American-bred Thoroughbred racehorse

Cravat (1935–1954) was an American record-setting Thoroughbred racehorse who won races on both dirt and turf that today are Grade 1 events. In the U.S. Triple Crown series, he finished second in the Preakness Stakes and third in the Belmont Stakes.

Cravat was sired by Sickle, the British Champion Two-Year-Old Colt whom Cravat helped become a two-time leading sire in North America. Sickle was a son of the important sire Phalaris, a two-time leading sire in Great Britain and Ireland.
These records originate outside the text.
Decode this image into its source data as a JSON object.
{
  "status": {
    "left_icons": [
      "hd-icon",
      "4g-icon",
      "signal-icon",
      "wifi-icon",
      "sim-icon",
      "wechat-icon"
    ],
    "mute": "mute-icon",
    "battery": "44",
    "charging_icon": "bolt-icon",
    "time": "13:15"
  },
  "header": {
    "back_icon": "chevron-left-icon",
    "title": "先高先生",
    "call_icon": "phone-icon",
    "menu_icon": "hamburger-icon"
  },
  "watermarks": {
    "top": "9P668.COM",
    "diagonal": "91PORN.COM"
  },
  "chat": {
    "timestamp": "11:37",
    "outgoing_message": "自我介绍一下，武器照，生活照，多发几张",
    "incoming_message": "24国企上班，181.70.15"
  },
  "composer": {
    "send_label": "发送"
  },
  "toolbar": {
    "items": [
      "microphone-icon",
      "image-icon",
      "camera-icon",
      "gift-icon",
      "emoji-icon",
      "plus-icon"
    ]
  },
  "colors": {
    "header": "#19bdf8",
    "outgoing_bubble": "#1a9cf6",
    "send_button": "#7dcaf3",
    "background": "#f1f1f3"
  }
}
His dam was Frilette, a daughter of U.S. Racing Hall of Fame inductee Man o' War.

== Racing career ==

He was purchased as a two-year-old for $10,600 by New York City banker Townsend B. Martin at the 1937 C. V. Whitney dispersal sale. Racing at age three in June 1938, Cravat won the Yankee Handicap at Suffolk Downs in Boston in a track record time of 1:56 1/5 for a mile and three sixteenths miles. and at four in 1939 he set a new Santa Anita Park track record of 2:30 2/5 in winning the mile and a half San Juan Capistrano Handicap.

In early 1940, Cravat strained a tendon during a workout and was retired from racing. He stood at stud at Greentree Farm where, from a small number of offspring, he notably sired the filly Spats (b. 1945), whose wins included the Schuylerville Stakes and Diana Handicap, as well as Dr. Ole Nelson, winner of the Hawthorne Gold Cup Handicap.